4.  Lassie Come-Home by Eric Knight.  I loved this book as a kid.  It's your basic boy love dog, boy loses dog, dog returns to boy story.  With highland accents.  And it has zero to do with the TV show.

5. Dog Songs by Mary Oliver.  Poems about dogs by one of the most accessible (yet respected) poets around.  Yay!

6. Dog On It  by Spencer Quinn  My oldest sister brought this series to my parents' house when they were getting on in years.  We all wound up reading it during various visits.  It's a fun little detective series, told from the POV of the detective's dog.  It sounds cheesy, but Quinn uses humor and what I can only call dog awareness to make it work.  He's started a MG version of the same idea, but I haven't read those yet.

7. Notes from a Liar and Her Dog by Gennifer Choldenko  The dog does okay in this book, but the kid goes through a bit more than I'd expected from the brightly colored cover.

8. Love That Dog by Sharon Creech  A modern classic, this novel in verse is narrated by Jack, a young man with a super English teacher.

9. Curious Incident of the Dog in the Night-Time by Mark Haddon.  Wait, I just said "modern classic," right?  So I probably shouldn't say it again.  A mystery with a protagonist who is autistic, this book brought the diversity long before #WNDB.  It's not just great because of that though--the story itself is fascinating.

10.  Call of the Wild by Jack London.  I remember reading this back in 4th grade.  We put on a puppet play of it, and gave the best artist in the group the job of drawing Buck.  His transition from pampered house pet, to sled dog, to basically a wolf always fascinates.

My husband got me this terrific t-shirt for Christmas:

Honorable mention to all the lovely dogs of picture books-- Angus, the scottie; Harry the Dirty Dog; Good Dog Carl, and Mr. Potter and Tabby's friend and neighbor, Zeke.  

How do you feel about dog books?  I know there are a few out right now I haven't gotten to.  Are there any you'd recommend?


  1. YES to Mark Haddon's book! I love the Curious Incident! I thought it handled autism quite nicely and I am often picky about that type of books. LOVED IT.
    I need to pick up the Patrick Ness series soon :) Great list!

    Joan @ fiddler blue

  2. I love your choice of topics! And you picked some great books. I'm sure they all are--but I haven't read them all yet. :-) The Chaos Walking--I have so much love for these books. I also have read Mark Haddon's book and Dog On It. Dog Song is one I would really like to read at some point.

    I don't do well with dog deaths--or animal deaths, for that matter. There are certain books I refuse to read because I know they will wring me out emotionally.

    1. I was surprised, being equally a cat person and a dog person, with a slight leaning towards cats, that I couldn't think of many really good cat books. Maybe dogs are easier to personify? But yes, animal deaths are wrenching.

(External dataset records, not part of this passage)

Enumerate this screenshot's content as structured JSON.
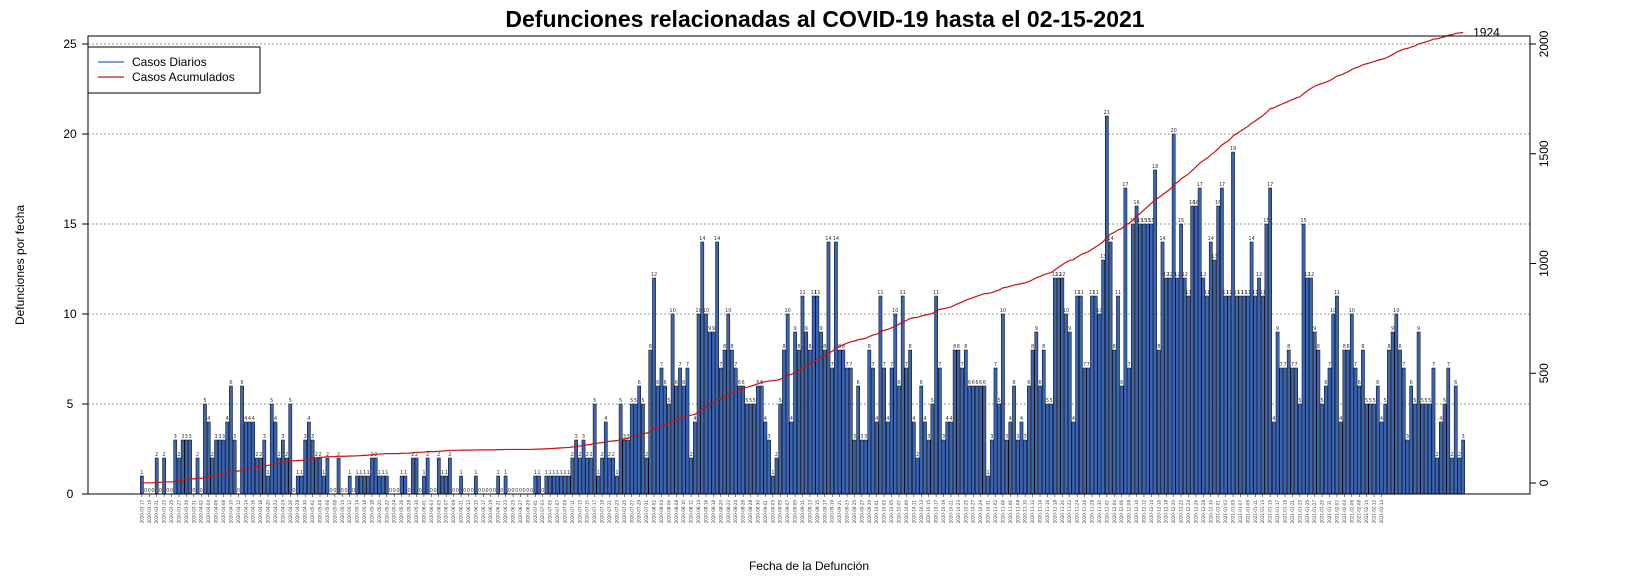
{
  "chart_data": {
    "type": "bar",
    "title": "Defunciones relacionadas al COVID-19 hasta el 02-15-2021",
    "xlabel": "Fecha de la Defunción",
    "ylabel": "Defunciones por fecha",
    "ylim": [
      0,
      25
    ],
    "y2lim": [
      -50,
      2000
    ],
    "yticks": [
      0,
      5,
      10,
      15,
      20,
      25
    ],
    "y2ticks": [
      0,
      500,
      1000,
      1500,
      2000
    ],
    "grid": "horizontal dotted",
    "legend_position": "top-left",
    "colors": {
      "bars": "#3a65b5",
      "bar_border": "#000000",
      "line": "#cc1111",
      "grid": "#999999"
    },
    "series": [
      {
        "name": "Casos Diarios",
        "type": "bar",
        "values": [
          1,
          0,
          0,
          0,
          2,
          0,
          2,
          0,
          0,
          3,
          2,
          3,
          3,
          3,
          0,
          2,
          0,
          5,
          4,
          2,
          3,
          3,
          3,
          4,
          6,
          3,
          0,
          6,
          4,
          4,
          4,
          2,
          2,
          3,
          1,
          5,
          4,
          2,
          3,
          2,
          5,
          0,
          1,
          1,
          3,
          4,
          3,
          2,
          2,
          1,
          2,
          0,
          0,
          2,
          0,
          0,
          1,
          0,
          1,
          1,
          1,
          1,
          2,
          2,
          1,
          1,
          1,
          0,
          0,
          0,
          1,
          1,
          0,
          2,
          2,
          0,
          1,
          2,
          0,
          0,
          2,
          1,
          1,
          2,
          0,
          0,
          1,
          0,
          0,
          0,
          1,
          0,
          0,
          0,
          0,
          0,
          1,
          0,
          1,
          0,
          0,
          0,
          0,
          0,
          0,
          0,
          1,
          1,
          0,
          1,
          1,
          1,
          1,
          1,
          1,
          1,
          2,
          3,
          2,
          3,
          2,
          2,
          5,
          1,
          2,
          4,
          2,
          2,
          1,
          5,
          3,
          3,
          5,
          5,
          6,
          5,
          2,
          8,
          12,
          6,
          7,
          6,
          5,
          10,
          6,
          7,
          6,
          7,
          2,
          4,
          10,
          14,
          10,
          9,
          9,
          14,
          7,
          8,
          10,
          8,
          7,
          6,
          6,
          5,
          5,
          5,
          6,
          6,
          4,
          3,
          1,
          2,
          5,
          8,
          10,
          4,
          9,
          8,
          11,
          9,
          8,
          11,
          11,
          9,
          8,
          14,
          7,
          14,
          8,
          8,
          7,
          7,
          3,
          6,
          3,
          3,
          8,
          7,
          4,
          11,
          7,
          4,
          7,
          10,
          6,
          11,
          7,
          8,
          4,
          2,
          6,
          4,
          3,
          5,
          11,
          7,
          3,
          4,
          4,
          8,
          8,
          7,
          8,
          6,
          6,
          6,
          6,
          6,
          1,
          3,
          7,
          5,
          10,
          3,
          4,
          6,
          3,
          4,
          3,
          6,
          8,
          9,
          6,
          8,
          5,
          5,
          12,
          12,
          12,
          10,
          9,
          4,
          11,
          11,
          7,
          7,
          11,
          11,
          10,
          13,
          21,
          14,
          8,
          11,
          6,
          17,
          7,
          15,
          16,
          15,
          15,
          15,
          15,
          18,
          8,
          14,
          12,
          12,
          20,
          12,
          15,
          12,
          11,
          16,
          16,
          17,
          12,
          11,
          14,
          13,
          16,
          17,
          11,
          11,
          19,
          11,
          11,
          11,
          11,
          14,
          11,
          12,
          11,
          15,
          17,
          4,
          9,
          7,
          7,
          8,
          7,
          7,
          5,
          15,
          12,
          12,
          9,
          8,
          5,
          6,
          7,
          10,
          11,
          4,
          8,
          8,
          10,
          7,
          6,
          8,
          5,
          5,
          5,
          6,
          4,
          5,
          8,
          9,
          10,
          8,
          7,
          3,
          6,
          5,
          9,
          5,
          5,
          5,
          7,
          2,
          4,
          5,
          7,
          2,
          6,
          2,
          3
        ]
      },
      {
        "name": "Casos Acumulados",
        "type": "line",
        "axis": "right",
        "end_label": "1924"
      }
    ],
    "date_labels": [
      "2020-03-17",
      "2020-03-19",
      "2020-03-21",
      "2020-03-23",
      "2020-03-25",
      "2020-03-27",
      "2020-03-29",
      "2020-03-31",
      "2020-04-02",
      "2020-04-04",
      "2020-04-06",
      "2020-04-08",
      "2020-04-10",
      "2020-04-12",
      "2020-04-14",
      "2020-04-16",
      "2020-04-18",
      "2020-04-20",
      "2020-04-22",
      "2020-04-24",
      "2020-04-26",
      "2020-04-28",
      "2020-04-30",
      "2020-05-02",
      "2020-05-04",
      "2020-05-06",
      "2020-05-08",
      "2020-05-10",
      "2020-05-12",
      "2020-05-14",
      "2020-05-16",
      "2020-05-18",
      "2020-05-20",
      "2020-05-22",
      "2020-05-24",
      "2020-05-26",
      "2020-05-28",
      "2020-05-30",
      "2020-06-01",
      "2020-06-03",
      "2020-06-05",
      "2020-06-07",
      "2020-06-09",
      "2020-06-11",
      "2020-06-13",
      "2020-06-15",
      "2020-06-17",
      "2020-06-19",
      "2020-06-21",
      "2020-06-23",
      "2020-06-25",
      "2020-06-27",
      "2020-06-29",
      "2020-07-01",
      "2020-07-03",
      "2020-07-05",
      "2020-07-07",
      "2020-07-09",
      "2020-07-11",
      "2020-07-13",
      "2020-07-15",
      "2020-07-17",
      "2020-07-19",
      "2020-07-21",
      "2020-07-23",
      "2020-07-25",
      "2020-07-27",
      "2020-07-29",
      "2020-07-31",
      "2020-08-02",
      "2020-08-04",
      "2020-08-06",
      "2020-08-08",
      "2020-08-10",
      "2020-08-12",
      "2020-08-14",
      "2020-08-16",
      "2020-08-18",
      "2020-08-20",
      "2020-08-22",
      "2020-08-24",
      "2020-08-26",
      "2020-08-28",
      "2020-08-30",
      "2020-09-01",
      "2020-09-03",
      "2020-09-05",
      "2020-09-07",
      "2020-09-09",
      "2020-09-11",
      "2020-09-13",
      "2020-09-15",
      "2020-09-17",
      "2020-09-19",
      "2020-09-21",
      "2020-09-23",
      "2020-09-25",
      "2020-09-27",
      "2020-09-29",
      "2020-10-01",
      "2020-10-03",
      "2020-10-05",
      "2020-10-07",
      "2020-10-09",
      "2020-10-11",
      "2020-10-13",
      "2020-10-15",
      "2020-10-17",
      "2020-10-19",
      "2020-10-21",
      "2020-10-23",
      "2020-10-25",
      "2020-10-27",
      "2020-10-29",
      "2020-10-31",
      "2020-11-02",
      "2020-11-04",
      "2020-11-06",
      "2020-11-08",
      "2020-11-10",
      "2020-11-12",
      "2020-11-14",
      "2020-11-16",
      "2020-11-18",
      "2020-11-20",
      "2020-11-22",
      "2020-11-24",
      "2020-11-26",
      "2020-11-28",
      "2020-11-30",
      "2020-12-02",
      "2020-12-04",
      "2020-12-06",
      "2020-12-08",
      "2020-12-10",
      "2020-12-12",
      "2020-12-14",
      "2020-12-16",
      "2020-12-18",
      "2020-12-20",
      "2020-12-22",
      "2020-12-24",
      "2020-12-26",
      "2020-12-28",
      "2020-12-30",
      "2021-01-01",
      "2021-01-03",
      "2021-01-05",
      "2021-01-07",
      "2021-01-09",
      "2021-01-11",
      "2021-01-13",
      "2021-01-15",
      "2021-01-17",
      "2021-01-19",
      "2021-01-21",
      "2021-01-23",
      "2021-01-25",
      "2021-01-27",
      "2021-01-29",
      "2021-01-31",
      "2021-02-02",
      "2021-02-04",
      "2021-02-06",
      "2021-02-08",
      "2021-02-10",
      "2021-02-12",
      "2021-02-14"
    ]
  }
}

  3. I love dogs (I have three myself), but I haven't read that many dog books. The only one I come to think about is Marley & Me, which broke my heart a little bit. Very interesting topic this week. Thanks for sharing, and for stopping by my TTT earlier. :)

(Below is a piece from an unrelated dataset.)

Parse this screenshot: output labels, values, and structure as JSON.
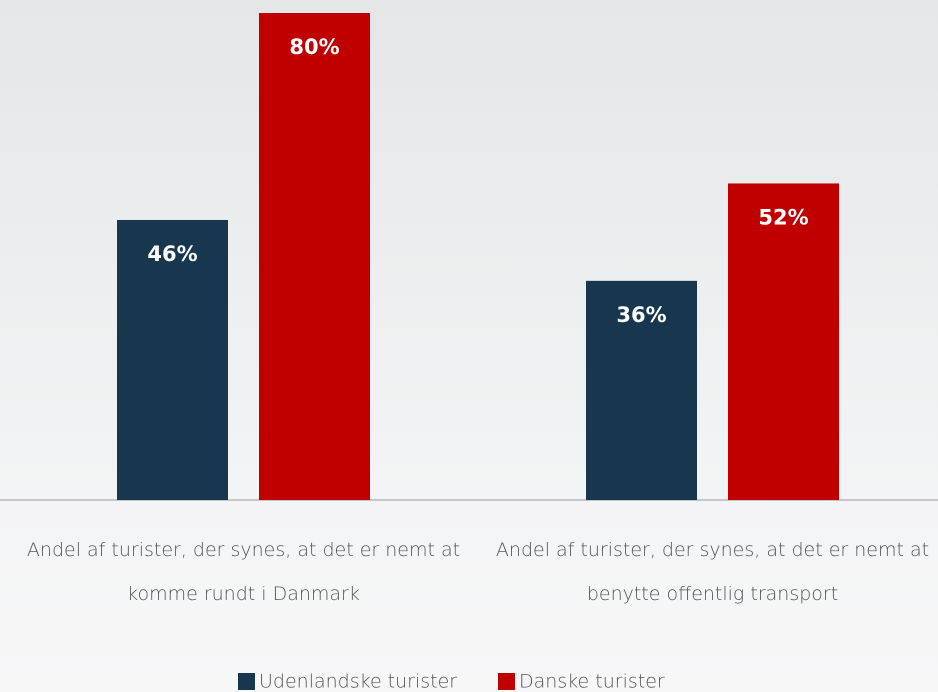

    1. That's the great fun of these freebie weeks--I love seeing the variety of topics people come up with.

  4. I loved dog books as a kid but I never did read Lassie though I watched various film/TV show versions. I also loved the Benji movies. Not sure if those were based on books.

    My sister and I liked A Home for Jessie and Shiloh. We had serious dog fever and read a lot of books about dogs and the World Book encyclopedia article on dogs, tracing the pictures and memorizing the breeds.

    These are all great suggestions for dog lovers. I may have to check out the Spencer Quinn series. A recent book for adults featuring a dog that I liked is Stay by Allie Larkin. It's chick lit but the dog is a pretty important "character".

  5. Gary Paulsen's book Winterdance, about his experience running the iditerod, doesn't have dogs as "characters" but they do play the leading role in this adventure. I loved it.

  6. Peg, I love that book! I kept ignoring Daddy's recommendation, but when I finally gave in, I realized why he kept pushing it at me. Did you see my post about three Garys, including Paulsen?